By the time the figures were released, however, Key had already negotiated confidence and supply agreements with the Maori Party, Act and United Future. It was too late for those parties to extract more concessions from National after those final results gave them a marginal increase in their combined leverage over the ruling party.
While Labour was slowly getting around to setting up a review of its lamentable performance, Key had already conducted his own post-mortem on National's showing. That task would have involved identifying where National was vulnerable and then neutralising that vulnerability - or even turning it to the party's advantage.
It is this constant self-scrutiny which makes Key such a tough opponent. It is a big part of why Labour failed to gain traction during the election campaign.
Key is now taking advantage of Labour being completely distracted by its contest for the party's leadership.
He used Monday's reshuffle of ministerial portfolios to unveil a new structure designed to ensure better ministerial oversight of the two intelligence agencies, the Security Intelligence Service and the Government Communications Security Bureau.
Key's prime ministership has been bedevilled by the ongoing embarrassment flowing from the GCSB. He installed the Cabinet secretary Rebecca Kitteridge as chief executive to sort out the institution. Now comes further upheaval. The Prime Minister will retain overall responsibility for intelligence matters. But another minister - Attorney-General Chris Finlayson - will have responsibility for the day-to-day operations of the intelligence agencies including the approval of interception warrants.
The new configuration conveniently takes Key out of the direct firing line should the SIS and the GCSB be caught exceeding their powers. Should things continue to go awry at the GCSB, it will be Finlayson who will face questions in Parliament.
Key can argue with a straight face that the new structure simply replicates the British model. Moreover, having the Attorney-General in charge of the two agencies should mitigate against them conducting illegal surveillance and intrusions into privacy.
By announcing the new structure now, Key may also have headed off any criticism or recommendations made by the Inspector General of Intelligence and Security, Cheryl Gwyn, once she has completed the inquiry into whether information was released by the SIS for political purposes.

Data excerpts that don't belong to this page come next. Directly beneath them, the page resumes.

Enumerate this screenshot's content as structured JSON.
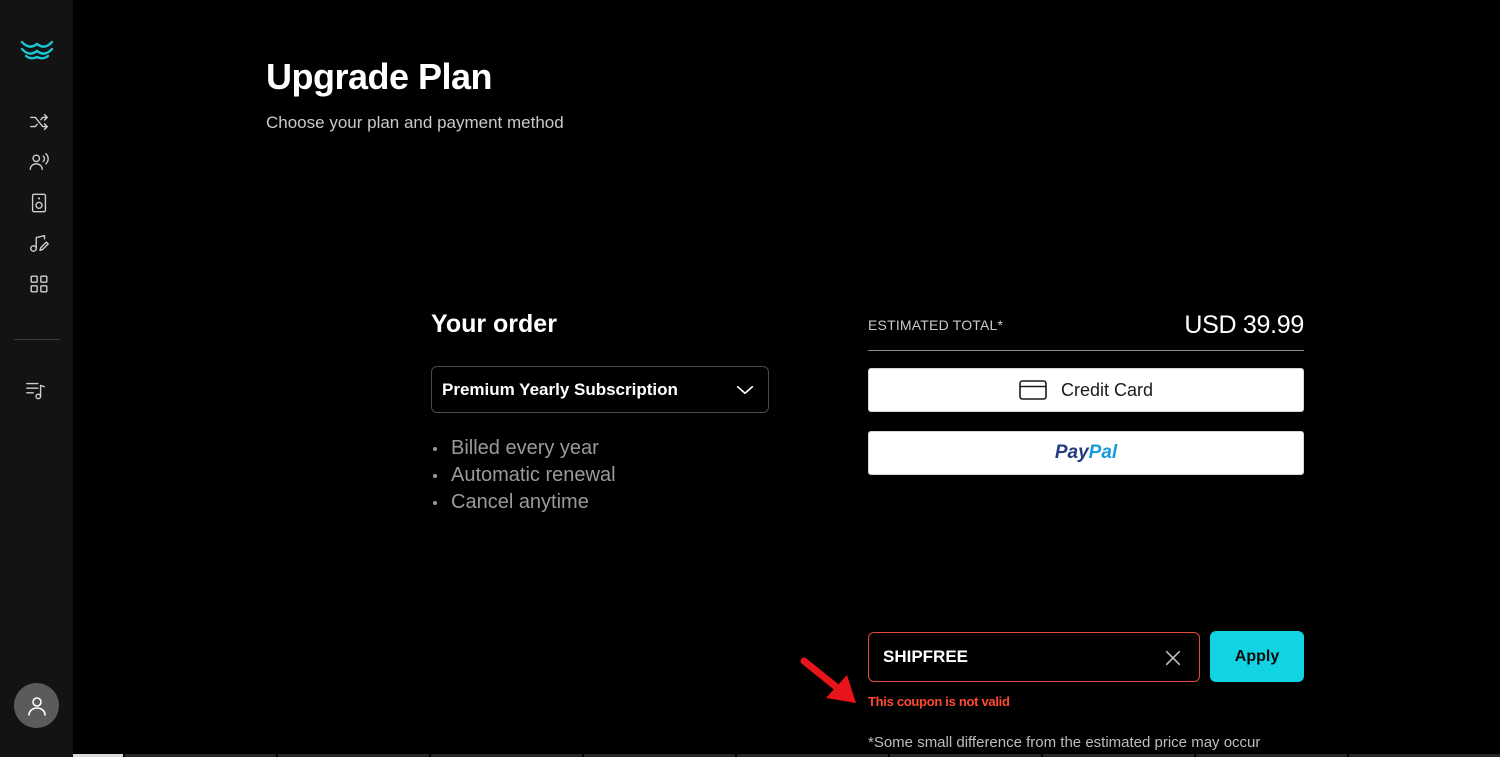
{
  "sidebar": {
    "logo": "waves-logo",
    "items": [
      {
        "icon": "shuffle-icon"
      },
      {
        "icon": "voice-user-icon"
      },
      {
        "icon": "speaker-icon"
      },
      {
        "icon": "music-edit-icon"
      },
      {
        "icon": "grid-apps-icon"
      },
      {
        "icon": "playlist-music-icon"
      }
    ],
    "avatar_icon": "user-icon"
  },
  "header": {
    "title": "Upgrade Plan",
    "subtitle": "Choose your plan and payment method"
  },
  "order": {
    "title": "Your order",
    "plan_selected": "Premium Yearly Subscription",
    "features": [
      "Billed every year",
      "Automatic renewal",
      "Cancel anytime"
    ]
  },
  "payment": {
    "estimated_label": "ESTIMATED TOTAL*",
    "estimated_value": "USD 39.99",
    "credit_card_label": "Credit Card",
    "paypal_part1": "Pay",
    "paypal_part2": "Pal"
  },
  "coupon": {
    "value": "SHIPFREE",
    "apply_label": "Apply",
    "error": "This coupon is not valid"
  },
  "footnote": "*Some small difference from the estimated price may occur",
  "colors": {
    "accent": "#12d3e3",
    "error": "#ff4a2f",
    "sidebar_bg": "#131313",
    "annotation_arrow": "#e8141b"
  }
}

Key also intends seeking bipartisan buy-in by Labour into the crafting of new legislation covering the work of the two intelligence agencies.
Labour will argue that more genuine political oversight of the agencies' activities is needed.

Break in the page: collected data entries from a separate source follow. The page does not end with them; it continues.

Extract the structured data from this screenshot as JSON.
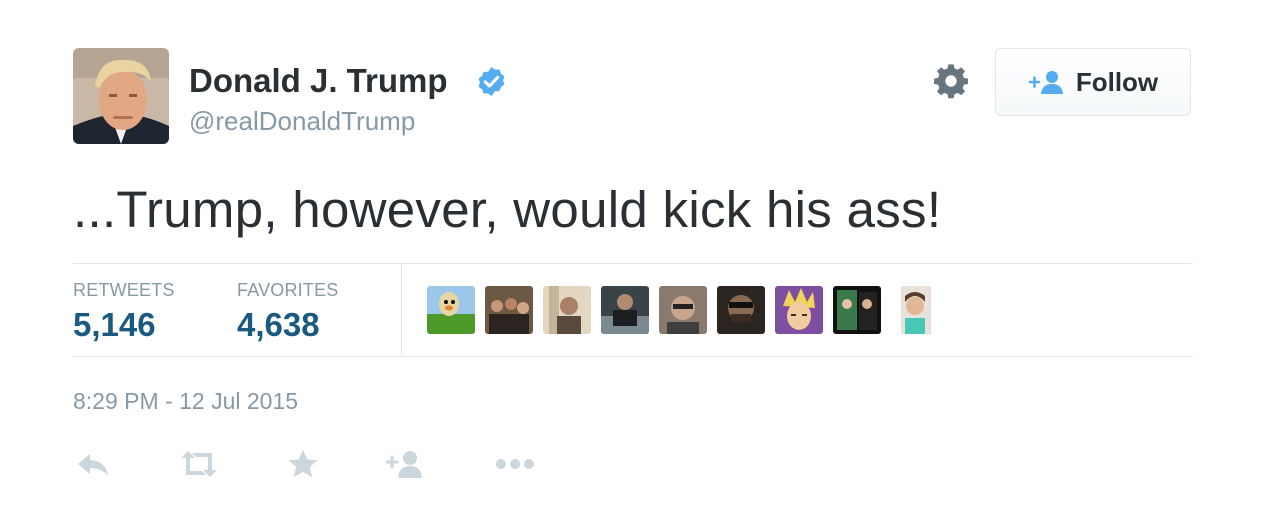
{
  "user": {
    "name": "Donald J. Trump",
    "handle": "@realDonaldTrump",
    "avatar_icon": "profile-photo",
    "verified_icon": "verified-badge-icon"
  },
  "header": {
    "settings_icon": "gear-icon",
    "follow_label": "Follow",
    "follow_icon": "follow-user-icon"
  },
  "tweet": {
    "text": "...Trump, however, would kick his ass!",
    "timestamp": "8:29 PM - 12 Jul 2015"
  },
  "stats": {
    "retweets_label": "RETWEETS",
    "retweets_value": "5,146",
    "favorites_label": "FAVORITES",
    "favorites_value": "4,638"
  },
  "favoriters": [
    "favoriter-avatar-1",
    "favoriter-avatar-2",
    "favoriter-avatar-3",
    "favoriter-avatar-4",
    "favoriter-avatar-5",
    "favoriter-avatar-6",
    "favoriter-avatar-7",
    "favoriter-avatar-8",
    "favoriter-avatar-9"
  ],
  "actions": [
    "reply-icon",
    "retweet-icon",
    "favorite-icon",
    "follow-icon",
    "more-icon"
  ],
  "colors": {
    "text": "#292f33",
    "muted": "#8899a6",
    "stat_value": "#1a5a80",
    "verified": "#55acee",
    "divider": "#e1e8ed",
    "action_icon": "#ccd6dd"
  }
}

Given the emotions stirred by the butchery conducted by Isis, however, Labour will find it very difficult to say no.
Likewise, Key has taken the initiative on whether or not New Zealand should be sending some element of the armed forces to Iraq to counter Isis.
Rather than sitting back and waiting for an invitation from the Americans and then being accused of being in the United States' pocket, Key is trying to paint the inevitable deployment of some element of the armed services as a New Zealand decision, rather than one dictated by Washington.
While the Greens will not come on board and New Zealand First looks doubtful, Labour is in a trickier position.
If it really wants to be viewed as a broad-based party then it is going to have to take positions which are in line with National's thinking.
Deploying troops into war zones is one where across-the-board consensus has almost always been granted.
National's other vulnerabilities include affordable housing and child poverty, the latter matter having prompted Key to request fresh ideas and initiatives from his mandarins.
Key may be making a personal commitment to tackling child poverty. But National is starting a long way from behind.
A special ministerial committee on poverty toiled away to minimal effect during the last term.
But then it was an initiative of the Maori Party. Its contribution to the debate on poverty was to commission reports and papers which largely went unread.
New Zealand does not even have an official measure of poverty - presumably because National does not want to be embarrassed by it showing poverty is increasing.
Instead, this week, we heard Bill English's unique contribution to the debate - that council-employed urban planners were responsible for increasing income inequality and rising poverty levels.
English was not so much off beam as off the planet. He has certainly been frustrated by red tape's thwarting of efforts to get some urgency into local government attempts to tackle the Auckland housing crisis.
But making a direct link between Auckland City's town planning staff and poverty-blighted suburbs in South Auckland is akin to blaming the workers who riveted the metal plates together on the hull for the demise of the Titanic.
According to the complex analysis of household incomes that English likes to trot out, the big jump in poverty levels occurred in the mid-1990s - long before house prices started spiralling upwards.
It is also puzzling that English was suddenly talking about local authority bureaucrats having "probably done more" to increase income inequality when he had spent the election campaign strenuously rejecting the notion that the gap between rich and poor was expanding.
When it comes to fresh ideas about solving child poverty, you do not have to look any further than the exhaustive work of the expert advisory group set up by the Commissioner for Children.
It estimated that its recommendations would cost between $1.5 billion and $2 billion to implement.
That is roughly the same as the cost of National's intended tax cut.
We may not be able to measure poverty, but voters will be able to assess down to the last dollar just how committed Key really is to tackling it.